D. Departing from a port of Philippine origin, will be permitted to transport foreign goods by another foreign vessel through a domestic transshipment port and transferred from that domestic transshipment port to its foreign port of final destination; and
e. An empty foreign container van to or from any Philippine port, or to or from a foreign port, and transshipped between two Philippine ports is permitted.
With the amendment, foreign vessels are now allowed to carry cargo between ports in the country even without a MARINA license. However, even if foreign ships are already authorized to conduct coastal transport, Article 8 of RA 10668 expressly prohibits foreign ships from transporting domestic cargo or container vans, whether loaded or empty, although ‘they may contain foreign goods. This restriction can be considered as a protection for our local maritime operators as the transport of local or national cargoes is always exclusive to them.

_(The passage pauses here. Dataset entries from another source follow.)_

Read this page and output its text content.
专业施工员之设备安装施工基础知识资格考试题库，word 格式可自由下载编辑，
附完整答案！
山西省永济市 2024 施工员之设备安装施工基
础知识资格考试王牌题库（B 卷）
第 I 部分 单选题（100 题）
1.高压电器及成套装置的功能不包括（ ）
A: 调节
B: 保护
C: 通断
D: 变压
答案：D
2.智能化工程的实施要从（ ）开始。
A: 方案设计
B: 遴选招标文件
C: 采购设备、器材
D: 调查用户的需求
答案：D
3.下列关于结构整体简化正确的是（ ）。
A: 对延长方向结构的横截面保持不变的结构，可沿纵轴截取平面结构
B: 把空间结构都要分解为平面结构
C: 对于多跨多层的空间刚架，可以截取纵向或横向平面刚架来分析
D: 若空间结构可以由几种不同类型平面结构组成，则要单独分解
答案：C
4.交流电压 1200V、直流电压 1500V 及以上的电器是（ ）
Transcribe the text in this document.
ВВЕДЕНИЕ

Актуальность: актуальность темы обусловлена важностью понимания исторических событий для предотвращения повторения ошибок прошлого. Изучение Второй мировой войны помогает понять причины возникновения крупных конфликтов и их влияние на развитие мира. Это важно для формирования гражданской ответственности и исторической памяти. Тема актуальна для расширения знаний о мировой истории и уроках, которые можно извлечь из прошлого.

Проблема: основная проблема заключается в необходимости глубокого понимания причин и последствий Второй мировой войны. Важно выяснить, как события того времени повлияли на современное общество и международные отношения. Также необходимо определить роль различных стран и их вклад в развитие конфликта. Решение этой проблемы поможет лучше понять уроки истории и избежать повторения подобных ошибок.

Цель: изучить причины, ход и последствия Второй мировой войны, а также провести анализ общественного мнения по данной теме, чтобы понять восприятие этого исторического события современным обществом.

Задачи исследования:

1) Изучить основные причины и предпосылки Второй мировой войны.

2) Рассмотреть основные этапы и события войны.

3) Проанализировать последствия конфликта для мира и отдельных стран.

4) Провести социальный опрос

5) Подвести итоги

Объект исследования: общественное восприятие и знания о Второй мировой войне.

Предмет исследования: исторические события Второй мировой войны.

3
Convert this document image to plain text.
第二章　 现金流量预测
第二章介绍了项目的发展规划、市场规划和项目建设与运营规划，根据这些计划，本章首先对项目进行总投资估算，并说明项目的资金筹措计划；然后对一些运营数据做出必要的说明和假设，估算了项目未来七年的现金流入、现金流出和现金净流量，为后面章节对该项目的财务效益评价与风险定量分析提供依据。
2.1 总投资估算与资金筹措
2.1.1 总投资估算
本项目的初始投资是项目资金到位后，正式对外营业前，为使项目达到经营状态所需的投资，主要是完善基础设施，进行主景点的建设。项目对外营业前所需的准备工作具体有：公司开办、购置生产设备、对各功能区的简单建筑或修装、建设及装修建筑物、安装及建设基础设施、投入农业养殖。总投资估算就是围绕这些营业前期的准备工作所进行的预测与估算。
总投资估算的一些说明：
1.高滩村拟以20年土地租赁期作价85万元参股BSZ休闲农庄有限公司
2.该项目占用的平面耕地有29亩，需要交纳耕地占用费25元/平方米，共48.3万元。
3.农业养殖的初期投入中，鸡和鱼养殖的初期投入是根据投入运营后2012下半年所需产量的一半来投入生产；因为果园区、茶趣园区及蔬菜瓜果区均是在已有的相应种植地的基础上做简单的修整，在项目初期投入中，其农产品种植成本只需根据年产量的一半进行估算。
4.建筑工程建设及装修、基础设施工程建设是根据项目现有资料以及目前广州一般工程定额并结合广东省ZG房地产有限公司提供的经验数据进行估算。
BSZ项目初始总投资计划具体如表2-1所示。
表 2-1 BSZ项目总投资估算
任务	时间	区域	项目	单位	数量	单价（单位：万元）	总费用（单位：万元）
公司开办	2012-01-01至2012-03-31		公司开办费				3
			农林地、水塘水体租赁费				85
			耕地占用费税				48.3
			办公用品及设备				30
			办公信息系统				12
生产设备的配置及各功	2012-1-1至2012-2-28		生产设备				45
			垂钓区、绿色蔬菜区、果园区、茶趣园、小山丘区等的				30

Private and public stakeholders believe this new law will promote healthy competition in our national marine industry. With the additional activities expected from foreign vessels in our country, it will be deemed necessary for our local maritime operators to improve their equipment and operations in order to face their foreign counterparts and be more competitive. Prior to RA 10668, goods entering and leaving the country had to first be loaded or unloaded in Manila before they could be transported to their respective port of destination. But this configuration has been changed since importers and exporters can now ship their goods directly to their port of destination. In other words, the transport of these goods by a foreign vessel does not need the services of a shipowner or a local operator, so they will no longer incur additional costs for the transhipment. In this way, it will reduce the shipping costs and also help to relieve congestion in the port of Manila.
Thus, healthy competition would inevitably bring out the best players in our national maritime industry, whose development has stagnated in recent decades due to lack of competition. As former US President Herbert Hoover said, “Competition is not the only basis for customer protection, but the incentive to move forward.” Truly, RA 10668 is a welcome development as we are now ready to meet the current and future challenges of international trade, thus ensuring not only the continued progress of our economy, but also the development of our nation as a whole.
Carlo John Pascual is the Tax Group Supervisor of KPMG RG Manabat & Co. (KPMG RGM & Co.), The Philippine member firm of KPMG International. KPMG RGM & Co. has been recognized as a Level 1 Tax Practice, Level 1 Transfer Pricing Practice, and a Leading Transactional Tax Firm in the Philippines by the International Tax Review.
This article is for general information purposes only and should not be taken as professional advice for any specific issue or entity.